Ieri sera il cardinale Gianfranco Ravasi, intervistato al Tg1, ha parlato di “sepolcri d’acqua” dentro i quali giacciono migliaia ormai di migranti abbracciati solo dalla morte.

Al Sud della Terra si sa giocare. Al Sud della Terra si insegna a giocare come arte indispensabile del vivere.

Persino la fuga in mare è – se riesco a farmi comprendere – un tentativo ludico di dare scacco alla disperazione, di sorridere con tutte le forze di cui si è capaci davanti al ghigno del terrore che veste i panni della fame, dell’assenza di futuro, della guerra, dell’oppressione intollerabile.

Meglio morire in mare che morire senza speranza.

Il mare danza ma fabbrica, nolente, sepolcri d’acqua.

Allora perché ci si sposa?

Le risposte sono sempre lasciate al luogo comune – è vocazione umana, è necessario per assicurare la specie umana, è richiesto come requisito di piena maturità umana e sociale – oppure sono confinate nel moralismo, nell’ammaestramento spiccio.

Invece ci si può sposare per fede.

Senza sapere molto, cioè, di canoni e divieti etici, ma conoscendo molto a fondo quanto importi dare forma ludica alle nostre esistenze, dare forma di resistenza danzante davanti agli obbrobri del pensiero unico che massifica e magari indossa pure solenni paramenti religiosi.

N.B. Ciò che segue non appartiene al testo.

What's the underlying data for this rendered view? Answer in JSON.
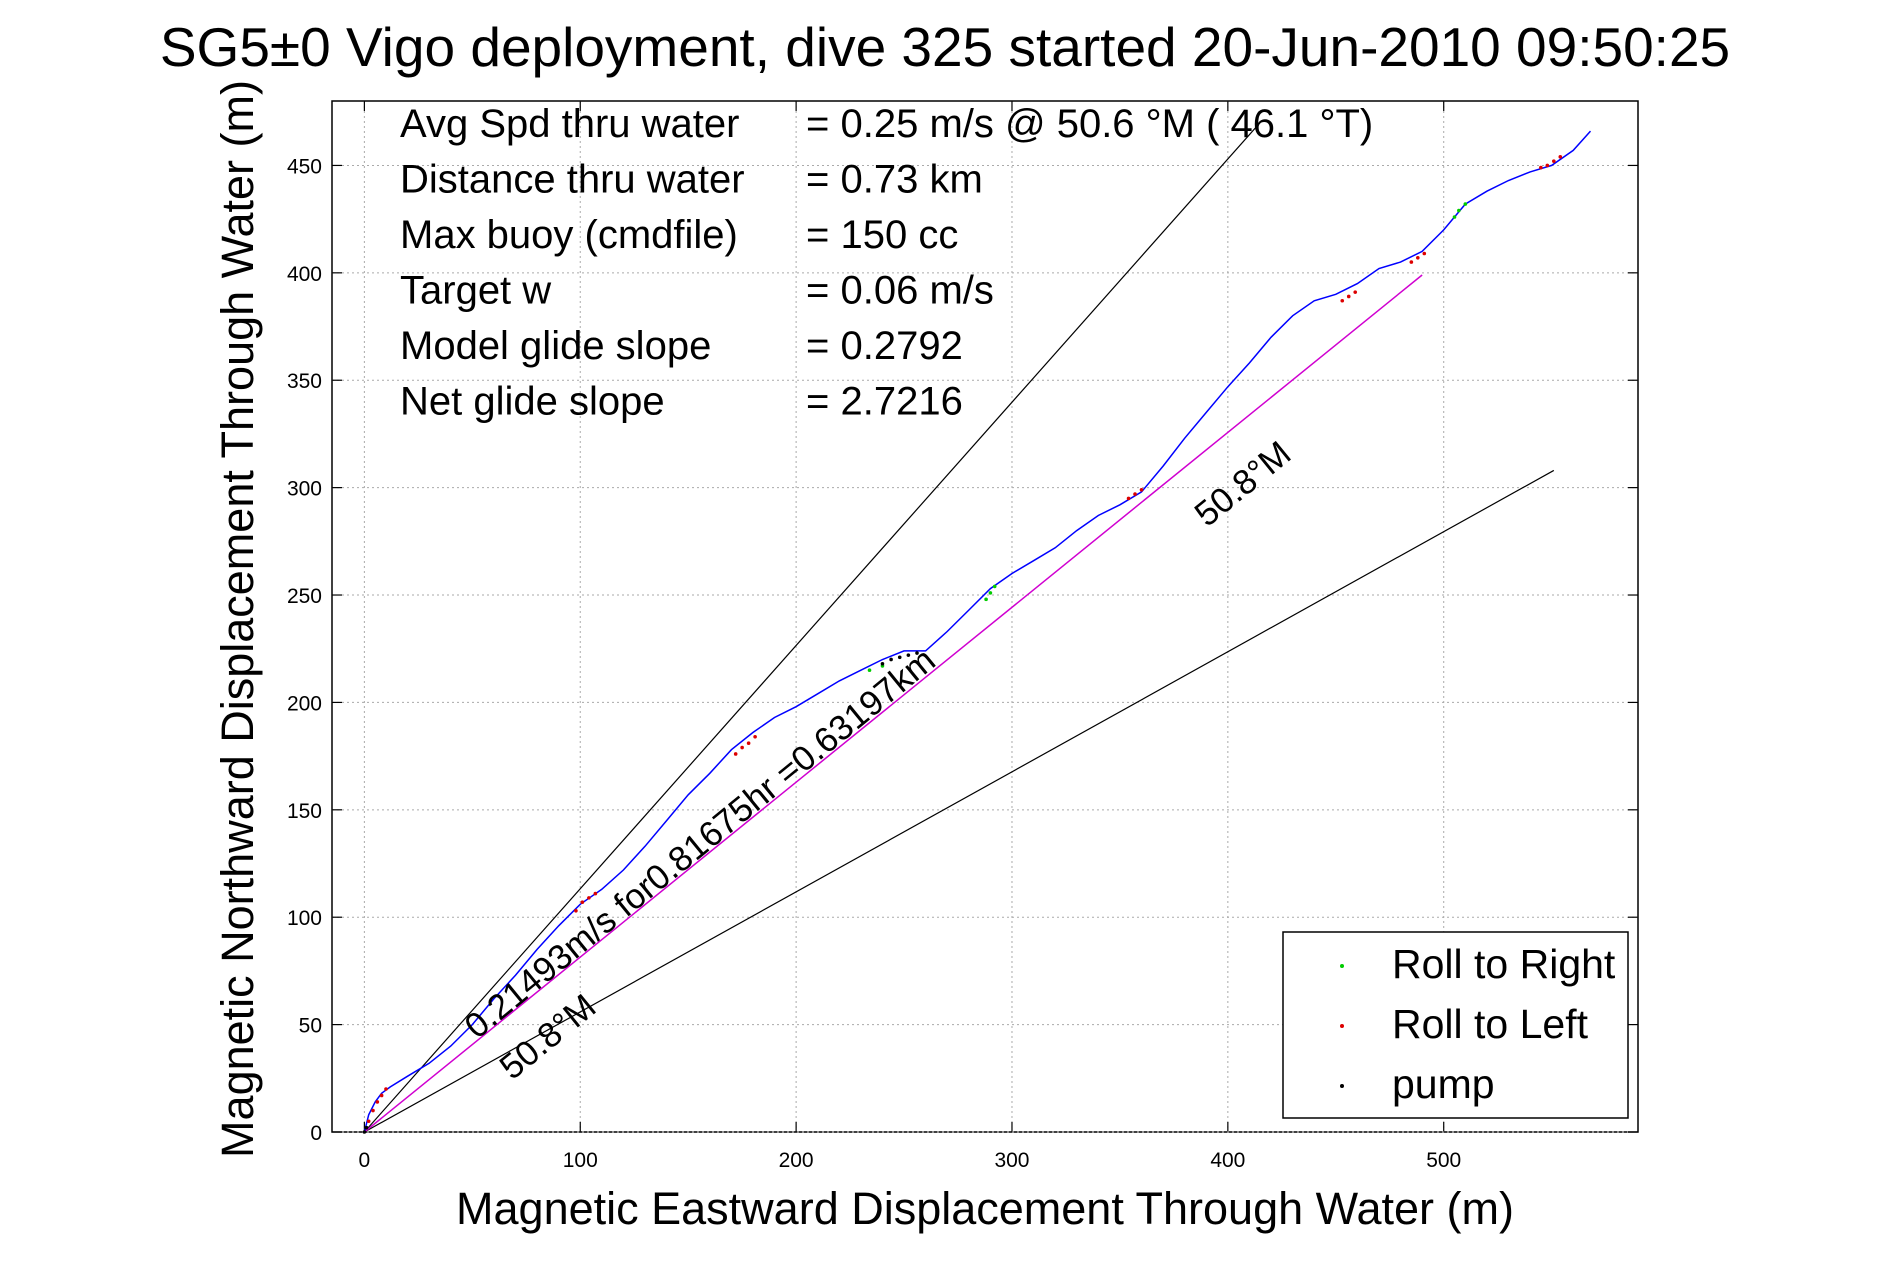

Sposarsi per fede vuol dire celebrare un matrimonio con la debolezza, con la provvisorietà, con l’incertezza, con il dubbio, persino con la paura, ma intuendo che lì, nel mio matrimonio, ritrovo il mondo, ritrovo tutti, sposo tutti, mi schiero necessariamente dalla parte di chi invoca liberazione, sposo pure chi non si è mai sposato e tanto avrebbe voluto farlo.

L’ospitalità nuziale del cuore è il significato più vero del matrimonio per fede.

Allora anche guardare il corpo, proprio e della sposa, dello sposo, che invecchia, che si ammala, è struggersi di tenerezza per la storia del mondo, che pure passa, prosegue, si evolve, avanza.

“Vos date illis manducare”, secondo il capitolo 9 del vangelo di Luca che si legge oggi nelle chiese cattoliche di rito romano, narrando proprio di quel Gesù che, mentre parla alle folle del Regno di Dio, guarisce quanti hanno bisogno di cure.

Ma la traduzione dell’invito di Cristo è del tutto errata in italiano. Non significa affatto “Voi stessi date loro da mangiare”, bensì “date voi stessi in pasto a costoro”, “diventate voi stessi loro cibo”, “sfamateli di voi stessi”, “sfamateli con voi stessi”.

C’è forse insegnamento ad un tempo più matrimoniale e meno scontato di questo?

Sfamare gli altri con noi stessi. Sposarsi per fede vuol dire questo.

Ma cibarsi è anche gioco, che guarisce dall’inedia mortale.

Cinque pani e due pesci sono il segno, la fede nuziale, di quel matrimonio più grande, l’unico possibile per fede, l’unico possibile per gioco, l’unico farmaco contro il male.